The 3U rule (Useful – Usable – Used) is without doubt the most pragmatic approach to technology applied to professional and personal activities. It enables us to distinguish between brilliant inventions and useful innovations, and to judge the degree of acceptance and ease of integration.
In the case of Generative A.I., this rule is particularly relevant because although A.I. has been used in marketing and communication for several years, its active daily and open application was limited to a small number of people.
In practical terms, open A.I. finally offers everyone the opportunity to move beyond theory and come face to face with reality. Described as having no limits other than our imagination, I remembered a pleasant conversation a few years ago with an imminent member of the market (he will recognise himself) who told me that in terms of cycling and music, it was obvious: “you’re a Merckxist-Lenonnist! Admittedly, the somewhat obscure analogy with communist leaders (Marx and Lenin, not to name them) made me smile at the time, but it was totally hypothetical. So, as a practical exercise, was open A.I. finally the tool that was going to help me create the ‘Merckxiste-Lenonniste’ manifesto and iconography?
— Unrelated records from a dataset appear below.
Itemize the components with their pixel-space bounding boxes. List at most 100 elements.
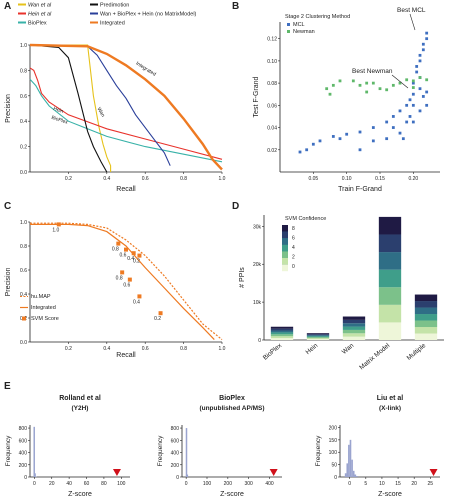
- panel-d-bar-segment: [342, 316, 366, 320]
- panel-d-bar-segment: [342, 326, 366, 330]
- panel-d-bar-segment: [306, 334, 330, 336]
- panel-b-point-newman: [331, 83, 335, 87]
- panel-d-bar-segment: [270, 338, 294, 340]
- panel-b-y-tick-label: 0.12: [267, 37, 277, 43]
- panel-c-y-tick-label: 0.4: [20, 292, 27, 298]
- panel-e-1-histogram-bar: [33, 426, 35, 477]
- panel-e-3-y-tick-label: 100: [329, 450, 338, 456]
- panel-a-series-bioplex: [29, 78, 223, 163]
- panel-b-legend-label: Newman: [293, 29, 315, 35]
- panel-d-legend-color-step: [282, 264, 288, 272]
- panel-d-bar-segment: [270, 330, 294, 333]
- panel-c-svm-point: [124, 247, 128, 252]
- panel-d-bar-segment: [306, 337, 330, 339]
- panel-c-svm-label: 0.4: [127, 256, 134, 262]
- panel-b-point-mcl: [418, 109, 422, 113]
- panel-a-series-hein: [29, 67, 223, 160]
- panel-d-bar-segment: [342, 336, 366, 340]
- panel-e-1-histogram-bar: [35, 476, 37, 477]
- panel-e-3-y-tick-label: 200: [329, 425, 338, 431]
- panel-b-legend-title: Stage 2 Clustering Method: [285, 14, 350, 20]
- panel-e-3-y-tick-label: 150: [329, 438, 338, 444]
- panel-e-3-x-tick-label: 5: [364, 481, 367, 487]
- panel-b-annotation-arrow: [391, 74, 409, 89]
- panel-e-3-histogram-bar: [346, 463, 349, 477]
- panel-e-3-x-tick-label: 0: [348, 481, 351, 487]
- panel-c-x-tick-label: 0.6: [142, 346, 149, 352]
- panel-b-x-tick-label: 0.10: [342, 176, 352, 182]
- panel-d-bar-segment: [378, 216, 402, 235]
- panel-c-y-tick-label: 0.0: [20, 340, 27, 346]
- panel-e-2-x-tick-label: 100: [203, 481, 212, 487]
- panel-e-3-histogram-bar: [356, 476, 358, 477]
- panel-c-svm-label: 0.8: [112, 247, 119, 253]
- panel-b-point-mcl: [421, 42, 425, 46]
- panel-d-bar-segment: [414, 314, 438, 321]
- panel-e-1-x-tick-label: 40: [66, 481, 72, 487]
- panel-d-category-label: Wan: [341, 342, 356, 356]
- panel-b-point-mcl: [385, 137, 389, 141]
- panel-c-x-tick-label: 0.8: [180, 346, 187, 352]
- panel-e-1-x-tick-label: 100: [117, 481, 126, 487]
- panel-b-point-newman: [391, 83, 395, 87]
- panel-a-annotation-hein: Hein: [52, 106, 64, 115]
- panel-c-svm-label: 0.6: [120, 253, 127, 259]
- panel-b-point-newman: [378, 87, 382, 91]
- panel-e-2-observed-marker: [269, 469, 278, 476]
- panel-d-bar-segment: [270, 334, 294, 337]
- panel-a-y-tick-label: 0.8: [20, 68, 27, 74]
- panel-e-1-x-tick-label: 20: [49, 481, 55, 487]
- panel-b-point-newman: [325, 87, 329, 91]
- panel-d-category-label: Multiple: [406, 342, 428, 362]
- panel-d-bar-segment: [414, 307, 438, 315]
- panel-d-legend-label: 4: [292, 245, 295, 251]
- panel-letter-a: A: [4, 1, 11, 12]
- panel-a-series-predimotion: [29, 44, 108, 173]
- panel-b-point-mcl: [391, 126, 395, 129]
- panel-a-x-tick-label: 0.4: [103, 176, 110, 182]
- panel-e-3-histogram-bar: [349, 439, 352, 477]
- panel-c-svm-point: [120, 270, 125, 275]
- panel-e-2-x-tick-label: 300: [244, 481, 253, 487]
- panel-e-3-histogram-bar: [344, 473, 347, 477]
- panel-d-bar-segment: [306, 339, 330, 340]
- panel-d-bar-segment: [306, 333, 330, 335]
- panel-c-x-axis-label: Recall: [116, 352, 136, 359]
- panel-e-3-x-tick-label: 15: [395, 481, 401, 487]
- panel-c-x-tick-label: 0.2: [65, 346, 72, 352]
- panel-e-3-x-axis-label: Z-score: [378, 491, 402, 498]
- panel-e-1-y-axis-label: Frequency: [5, 435, 12, 466]
- panel-e-2-x-tick-label: 0: [185, 481, 188, 487]
- panel-letter-d: D: [232, 201, 239, 212]
- panel-e-1-subtitle: (Y2H): [72, 405, 89, 412]
- panel-c-y-tick-label: 0.8: [20, 244, 27, 250]
- panel-e-3-observed-marker: [429, 469, 438, 476]
- panel-d-bar-segment: [306, 335, 330, 337]
- panel-e-3-y-tick-label: 50: [331, 463, 337, 469]
- panel-d-y-tick-label: 10k: [253, 300, 262, 306]
- panel-a-legend-label: Predimotion: [100, 3, 129, 9]
- panel-b-point-newman: [365, 81, 369, 85]
- panel-b-point-mcl: [298, 150, 302, 154]
- panel-e-1-x-tick-label: 0: [33, 481, 36, 487]
- panel-d-y-axis-label: # PPIs: [239, 267, 246, 288]
- panel-a-x-tick-label: 1.0: [219, 176, 226, 182]
- panel-e-3-y-tick-label: 0: [334, 475, 337, 481]
- panel-c-svm-label: 0.4: [133, 299, 140, 305]
- panel-a-x-axis-label: Recall: [116, 186, 136, 193]
- panel-e-3-subtitle: (X-link): [379, 405, 401, 412]
- panel-b-annotation-best-mcl: Best MCL: [397, 7, 426, 14]
- panel-b-legend-swatch: [287, 30, 290, 33]
- panel-b-point-mcl: [405, 103, 409, 107]
- panel-e-3-x-tick-label: 20: [411, 481, 417, 487]
- panel-a-annotation-wan: Wan: [95, 107, 105, 119]
- panel-d-legend-label: 8: [292, 226, 295, 232]
- panel-d-bar-segment: [414, 301, 438, 308]
- panel-c-svm-point: [127, 277, 132, 282]
- panel-d-bar-segment: [414, 327, 438, 334]
- panel-b-point-mcl: [318, 139, 322, 143]
- panel-a-y-tick-label: 0.0: [20, 170, 27, 176]
- panel-b-point-newman: [411, 86, 415, 89]
- panel-e-3-histogram-bar: [351, 459, 353, 477]
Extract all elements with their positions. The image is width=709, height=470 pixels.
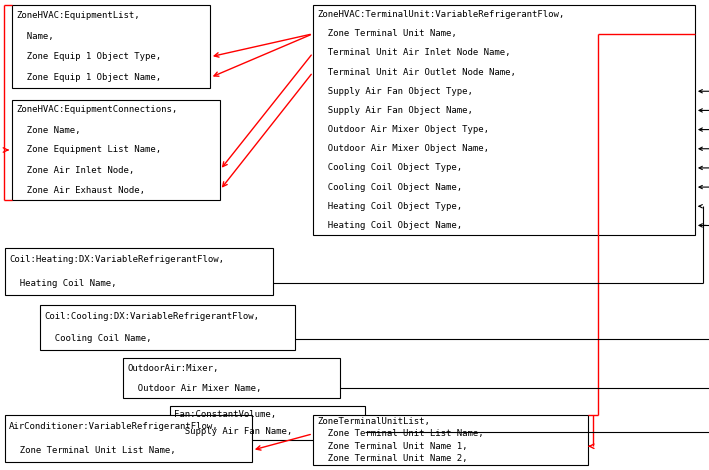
Bar — [5, 415, 252, 462]
Text: OutdoorAir:Mixer,: OutdoorAir:Mixer, — [127, 363, 218, 373]
Bar — [12, 5, 210, 88]
Text: Zone Equip 1 Object Name,: Zone Equip 1 Object Name, — [16, 73, 161, 82]
Text: ZoneTerminalUnitList,: ZoneTerminalUnitList, — [317, 417, 430, 426]
Text: Coil:Cooling:DX:VariableRefrigerantFlow,: Coil:Cooling:DX:VariableRefrigerantFlow, — [44, 312, 259, 321]
Text: Supply Air Fan Object Name,: Supply Air Fan Object Name, — [317, 106, 473, 115]
Bar — [170, 406, 365, 440]
Text: Cooling Coil Object Type,: Cooling Coil Object Type, — [317, 164, 462, 172]
Bar — [123, 358, 340, 398]
Text: Zone Air Exhaust Node,: Zone Air Exhaust Node, — [16, 186, 145, 195]
Text: Zone Terminal Unit Name,: Zone Terminal Unit Name, — [317, 29, 457, 38]
Bar — [40, 305, 295, 350]
Text: ZoneHVAC:EquipmentList,: ZoneHVAC:EquipmentList, — [16, 11, 140, 20]
Text: Supply Air Fan Name,: Supply Air Fan Name, — [174, 427, 292, 436]
Text: Zone Terminal Unit List Name,: Zone Terminal Unit List Name, — [9, 446, 176, 455]
Text: Name,: Name, — [16, 31, 54, 40]
Text: Fan:ConstantVolume,: Fan:ConstantVolume, — [174, 410, 276, 419]
Text: Outdoor Air Mixer Object Name,: Outdoor Air Mixer Object Name, — [317, 144, 489, 153]
Text: Zone Equip 1 Object Type,: Zone Equip 1 Object Type, — [16, 52, 161, 62]
Text: Terminal Unit Air Outlet Node Name,: Terminal Unit Air Outlet Node Name, — [317, 68, 516, 77]
Text: Heating Coil Object Name,: Heating Coil Object Name, — [317, 221, 462, 230]
Text: Outdoor Air Mixer Name,: Outdoor Air Mixer Name, — [127, 384, 262, 392]
Bar — [12, 100, 220, 200]
Text: Cooling Coil Name,: Cooling Coil Name, — [44, 334, 152, 343]
Text: Zone Terminal Unit List Name,: Zone Terminal Unit List Name, — [317, 429, 484, 438]
Text: Cooling Coil Object Name,: Cooling Coil Object Name, — [317, 182, 462, 192]
Text: Heating Coil Object Type,: Heating Coil Object Type, — [317, 202, 462, 211]
Text: Outdoor Air Mixer Object Type,: Outdoor Air Mixer Object Type, — [317, 125, 489, 134]
Text: Terminal Unit Air Inlet Node Name,: Terminal Unit Air Inlet Node Name, — [317, 48, 510, 57]
Text: Zone Air Inlet Node,: Zone Air Inlet Node, — [16, 165, 134, 174]
Text: Supply Air Fan Object Type,: Supply Air Fan Object Type, — [317, 87, 473, 96]
Text: Zone Terminal Unit Name 1,: Zone Terminal Unit Name 1, — [317, 442, 467, 451]
Bar — [5, 248, 273, 295]
Bar — [313, 415, 588, 465]
Bar — [313, 5, 695, 235]
Text: Zone Equipment List Name,: Zone Equipment List Name, — [16, 146, 161, 155]
Text: ZoneHVAC:EquipmentConnections,: ZoneHVAC:EquipmentConnections, — [16, 105, 177, 115]
Text: Zone Terminal Unit Name 2,: Zone Terminal Unit Name 2, — [317, 454, 467, 463]
Text: Heating Coil Name,: Heating Coil Name, — [9, 279, 116, 288]
Text: AirConditioner:VariableRefrigerantFlow,: AirConditioner:VariableRefrigerantFlow, — [9, 422, 218, 431]
Text: Coil:Heating:DX:VariableRefrigerantFlow,: Coil:Heating:DX:VariableRefrigerantFlow, — [9, 255, 224, 264]
Text: Zone Name,: Zone Name, — [16, 125, 81, 134]
Text: ZoneHVAC:TerminalUnit:VariableRefrigerantFlow,: ZoneHVAC:TerminalUnit:VariableRefrigeran… — [317, 10, 564, 19]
13 seconds after suggesting to Chat GPT3 that I write the manifesto of a citizen’s movement inspired by John Lennon and Eddy Merckx – the response was convincing, and here’s an extract:
“We, citizens of the world, come together to express our desire for peace, love and harmony. Inspired by the messages of John Lennon and the determination of Eddy Merckx, we believe in the power of the citizen movement to create positive change in our society.
Inspired by John Lennon and his famous song “Imagine”, we dream of a world where peace and harmony are the norm, where borders and barriers are broken down, where diversity is celebrated and where love is at the centre of everything we do. Inspired by Eddy Merckx, we believe in the power of perseverance, determination and hard work to achieve our goals. We are ready to take on the challenges that lie ahead to realise our vision of a better world.”
All that remained was to develop an iconography worthy of this manifesto, and Dalle.e and Midjourney were asked to contribute. This was the most interesting part of the exercise… and also the most confronting. The results certainly didn’t meet my expectations, but I could never have developed them without knowing anything about graphics software.
Was the 3 U’s rule validated? Not completely! Useful: no, in this case it’s futile but fun. Usable: yes, undoubtedly, but it undeniably requires practice – my ‘prompts’ are not yet producing the desired effects and can therefore really be optimised. Used: we can’t predict the level of real acceptance of the tool, but simply commenting on articles and other ‘guru’ releases on the subject won’t give us any insight into its potential or limitations.
In conclusion. The invented answers and hallucinations are real. And ethical questions legitimately abound, but they will only be truly integrated by most people after personal experience. As a result, the only way to avoid disillusionment tomorrow is to face up to reality today. More than ever, testing, testing and more testing to learn, understand and judge is essential!